4. The Electric Musical Instrument by Prokop Divis
In managing the farmland of the parish he was based at, Divis became interested in what was then the new field of electricity. He conducted a number of experiments and published those results and even demonstrated them at the Imperial Court of Vienna. Divis was interested in music, too, and created an instrument, operated by keyboard and pedal, where strings were vibrated using electro-magnets. It was called the Denis d’or but it didn’t generate much public interest. Only one was ever made and vanished into thin air some time after his death in 1765. Interestingly, the instrument could also give electric shocks as a practical joke on whoever was playing the instrument.

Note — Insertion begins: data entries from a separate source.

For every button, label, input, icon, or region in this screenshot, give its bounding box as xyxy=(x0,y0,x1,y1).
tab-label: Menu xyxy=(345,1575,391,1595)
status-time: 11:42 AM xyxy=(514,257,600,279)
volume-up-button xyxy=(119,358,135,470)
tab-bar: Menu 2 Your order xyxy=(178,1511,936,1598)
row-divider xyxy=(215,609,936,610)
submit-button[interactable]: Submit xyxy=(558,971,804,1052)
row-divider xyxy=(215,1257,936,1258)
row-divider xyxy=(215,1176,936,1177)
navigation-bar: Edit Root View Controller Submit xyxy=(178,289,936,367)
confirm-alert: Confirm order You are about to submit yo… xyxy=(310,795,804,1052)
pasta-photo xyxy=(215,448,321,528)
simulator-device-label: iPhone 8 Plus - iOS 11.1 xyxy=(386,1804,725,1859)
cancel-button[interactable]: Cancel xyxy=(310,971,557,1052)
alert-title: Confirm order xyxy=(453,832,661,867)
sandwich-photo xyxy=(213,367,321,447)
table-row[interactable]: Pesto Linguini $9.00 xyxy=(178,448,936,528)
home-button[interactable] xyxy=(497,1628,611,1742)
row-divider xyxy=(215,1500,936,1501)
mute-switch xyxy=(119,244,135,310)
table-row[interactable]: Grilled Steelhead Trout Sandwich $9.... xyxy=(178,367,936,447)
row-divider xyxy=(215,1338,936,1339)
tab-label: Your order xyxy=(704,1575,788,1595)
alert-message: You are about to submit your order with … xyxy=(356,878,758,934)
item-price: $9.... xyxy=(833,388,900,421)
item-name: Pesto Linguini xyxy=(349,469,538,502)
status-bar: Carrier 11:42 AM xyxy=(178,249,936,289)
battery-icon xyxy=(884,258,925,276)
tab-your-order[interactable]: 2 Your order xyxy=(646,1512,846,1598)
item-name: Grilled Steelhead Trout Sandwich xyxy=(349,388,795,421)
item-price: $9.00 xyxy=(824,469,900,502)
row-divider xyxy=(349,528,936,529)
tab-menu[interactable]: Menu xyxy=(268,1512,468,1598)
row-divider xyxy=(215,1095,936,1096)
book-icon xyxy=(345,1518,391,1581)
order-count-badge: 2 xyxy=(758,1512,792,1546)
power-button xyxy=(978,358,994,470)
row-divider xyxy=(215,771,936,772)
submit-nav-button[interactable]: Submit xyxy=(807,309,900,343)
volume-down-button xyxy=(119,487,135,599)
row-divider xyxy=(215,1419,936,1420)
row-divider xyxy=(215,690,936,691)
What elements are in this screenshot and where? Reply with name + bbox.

5. The Scientific Method by Roger Bacon
It was Roger Bacon in the 1200’s who developed the idea of “observation, hypothesis, experimentation” and also the need for independent verification as a system of scientific inquiry. He emphasized the importance of studying the methods by which science comes to verify statements. His method was an important contribution to science because it gave an actual method to how arguments could be verified rather than resorting to simply magical conjurings or mythical beliefs or philosophical reasoning but rather based on experience through observation, reproduction of results and independent review. Through him, the field of science became distinguished through the use of experiments rather than relying solely on authority or pure reasoning.

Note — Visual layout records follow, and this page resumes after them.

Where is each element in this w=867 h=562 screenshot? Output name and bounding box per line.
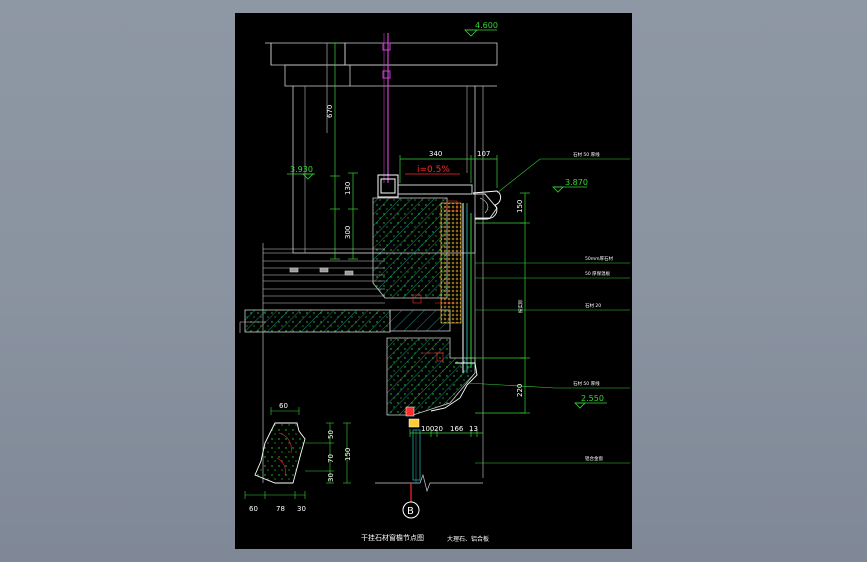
- detail-dim-50: 50: [327, 430, 335, 439]
- detail-dim-70: 70: [327, 454, 335, 463]
- dim-100: 100: [421, 425, 434, 433]
- dim-20: 20: [434, 425, 443, 433]
- detail-dim-150: 150: [344, 448, 352, 461]
- elevation-right-lower-label: 2.550: [581, 394, 604, 403]
- detail-dim-30: 30: [327, 473, 335, 482]
- dim-107: 107: [477, 150, 490, 158]
- drawing-title: 干挂石材窗檐节点图: [361, 533, 424, 542]
- callout-4: 石材 20: [585, 302, 601, 309]
- drawing-subtitle: 大理石、铝合板: [447, 535, 489, 543]
- dim-300: 300: [344, 226, 352, 239]
- dim-130: 130: [344, 182, 352, 195]
- callout-1: 石材 50 厚线: [573, 151, 600, 158]
- slope-label: i=0.5%: [417, 165, 450, 175]
- elevation-left: 3.930: [287, 165, 315, 180]
- section-marker: B: [402, 483, 420, 519]
- break-line: [375, 473, 483, 493]
- callout-leaders: [466, 158, 630, 464]
- center-axis: [382, 33, 391, 183]
- lower-sill: [386, 337, 478, 483]
- moulding-detail: 60 50 70 30 150 60 78 30: [244, 402, 352, 513]
- detail-dim-60-bottom: 60: [249, 505, 258, 513]
- elevation-top-label: 4.600: [475, 21, 498, 30]
- dim-13: 13: [469, 425, 478, 433]
- section-marker-label: B: [407, 506, 414, 517]
- slab-layers: [239, 243, 385, 483]
- elevation-left-label: 3.930: [290, 165, 313, 174]
- elevation-right-lower: 2.550: [574, 394, 607, 409]
- cornice-moulding: [472, 190, 502, 220]
- drawing-sheet: 4.600 3.930 3.870 2.550 670 130 300 340 …: [235, 13, 632, 549]
- section-drawing: 4.600 3.930 3.870 2.550 670 130 300 340 …: [239, 21, 630, 543]
- callout-3: 50 厚保温板: [585, 270, 611, 277]
- callout-2: 50mm厚石材: [585, 255, 613, 262]
- dim-150-right: 150: [516, 200, 524, 213]
- callout-5: 石材 50 厚线: [573, 380, 600, 387]
- dim-variable: 按实际: [517, 299, 524, 313]
- concrete-core: [244, 197, 451, 333]
- elevation-right-upper-label: 3.870: [565, 178, 588, 187]
- elevation-top: 4.600: [464, 21, 498, 37]
- detail-dim-30-bottom: 30: [297, 505, 306, 513]
- detail-dim-78: 78: [276, 505, 285, 513]
- dim-670: 670: [326, 105, 334, 118]
- dim-340: 340: [429, 150, 442, 158]
- elevation-right-upper: 3.870: [552, 178, 588, 193]
- detail-dim-60-top: 60: [279, 402, 288, 410]
- dim-166: 166: [450, 425, 464, 433]
- callout-6: 铝合金窗: [585, 455, 603, 462]
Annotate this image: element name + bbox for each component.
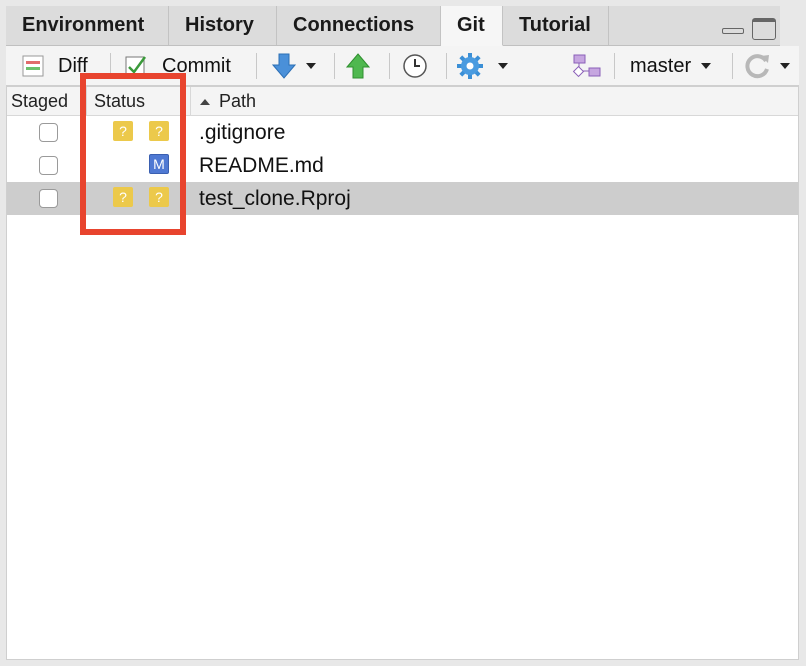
file-path: .gitignore	[199, 120, 286, 144]
push-arrow-up-icon	[346, 53, 370, 79]
toolbar-separator	[732, 53, 733, 79]
table-row[interactable]: ? ? test_clone.Rproj	[7, 182, 798, 215]
tab-environment[interactable]: Environment	[6, 6, 169, 45]
staged-checkbox[interactable]	[39, 123, 58, 142]
commit-icon	[125, 56, 147, 77]
staged-column-header[interactable]: Staged	[11, 87, 68, 116]
status-column-header[interactable]: Status	[94, 87, 145, 116]
pull-button[interactable]	[272, 46, 316, 86]
pane-tabbar: Environment History Connections Git Tuto…	[6, 6, 780, 46]
more-button[interactable]	[456, 46, 508, 86]
pull-arrow-down-icon	[272, 53, 296, 79]
toolbar-separator	[614, 53, 615, 79]
chevron-down-icon[interactable]	[780, 63, 790, 69]
path-column-label: Path	[219, 91, 257, 111]
table-header: Staged Status Path	[7, 87, 798, 116]
toolbar-separator	[446, 53, 447, 79]
commit-label: Commit	[162, 54, 231, 77]
push-button[interactable]	[346, 46, 370, 86]
refresh-icon	[745, 54, 769, 79]
commit-button[interactable]: Commit	[124, 46, 231, 86]
status-badge: ?	[113, 187, 133, 207]
status-badge: ?	[149, 187, 169, 207]
branch-icon	[572, 54, 601, 78]
column-divider	[86, 87, 87, 116]
status-badge: ?	[149, 121, 169, 141]
staged-checkbox[interactable]	[39, 156, 58, 175]
sort-ascending-icon	[200, 98, 210, 105]
changes-table: Staged Status Path ? ? .gitignore M READ…	[6, 86, 799, 660]
tab-git[interactable]: Git	[441, 6, 503, 46]
file-path: test_clone.Rproj	[199, 186, 351, 210]
tab-history[interactable]: History	[169, 6, 277, 45]
chevron-down-icon[interactable]	[498, 63, 508, 69]
branch-dropdown[interactable]: master	[630, 46, 712, 86]
history-button[interactable]	[402, 46, 428, 86]
file-path: README.md	[199, 153, 324, 177]
chevron-down-icon[interactable]	[306, 63, 316, 69]
diff-button[interactable]: Diff	[22, 46, 88, 86]
gear-icon	[457, 53, 483, 79]
toolbar-separator	[334, 53, 335, 79]
diff-label: Diff	[58, 54, 88, 77]
path-column-header[interactable]: Path	[199, 87, 256, 116]
clock-icon	[403, 54, 427, 78]
minimize-pane-icon[interactable]	[722, 18, 746, 36]
column-divider	[190, 87, 191, 116]
toolbar-separator	[110, 53, 111, 79]
table-row[interactable]: M README.md	[7, 149, 798, 182]
refresh-button[interactable]	[744, 46, 790, 86]
maximize-pane-icon[interactable]	[752, 18, 776, 40]
chevron-down-icon	[701, 63, 712, 69]
status-badge: ?	[113, 121, 133, 141]
toolbar-separator	[389, 53, 390, 79]
table-row[interactable]: ? ? .gitignore	[7, 116, 798, 149]
toolbar-separator	[256, 53, 257, 79]
window-controls	[722, 18, 776, 40]
branch-name: master	[630, 54, 692, 77]
tab-tutorial[interactable]: Tutorial	[503, 6, 609, 45]
branch-icon-button[interactable]	[572, 46, 602, 86]
git-toolbar: Diff Commit master	[6, 46, 799, 86]
tab-connections[interactable]: Connections	[277, 6, 441, 45]
status-badge: M	[149, 154, 169, 174]
staged-checkbox[interactable]	[39, 189, 58, 208]
diff-icon	[22, 55, 44, 77]
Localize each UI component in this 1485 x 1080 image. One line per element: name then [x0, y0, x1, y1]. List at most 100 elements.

There’s a whole lot more examples that could be cited but these are five notable examples along with that all five were also Catholic priests. There is a long and great tradition of Catholic priests who are scientists even in our time and an even more contemporary example is that the winner of the 2008 Templeton Prize was Fr Michal Heller, a Polish cosmologist in Krakow. There is an even longer and greater tradition when we include Catholic scientists who were lay men and women.
What all this shows is that one can be both a faithful believer in the Catholic Faith while also undertaking the rigours involved in scientific research and inquiry.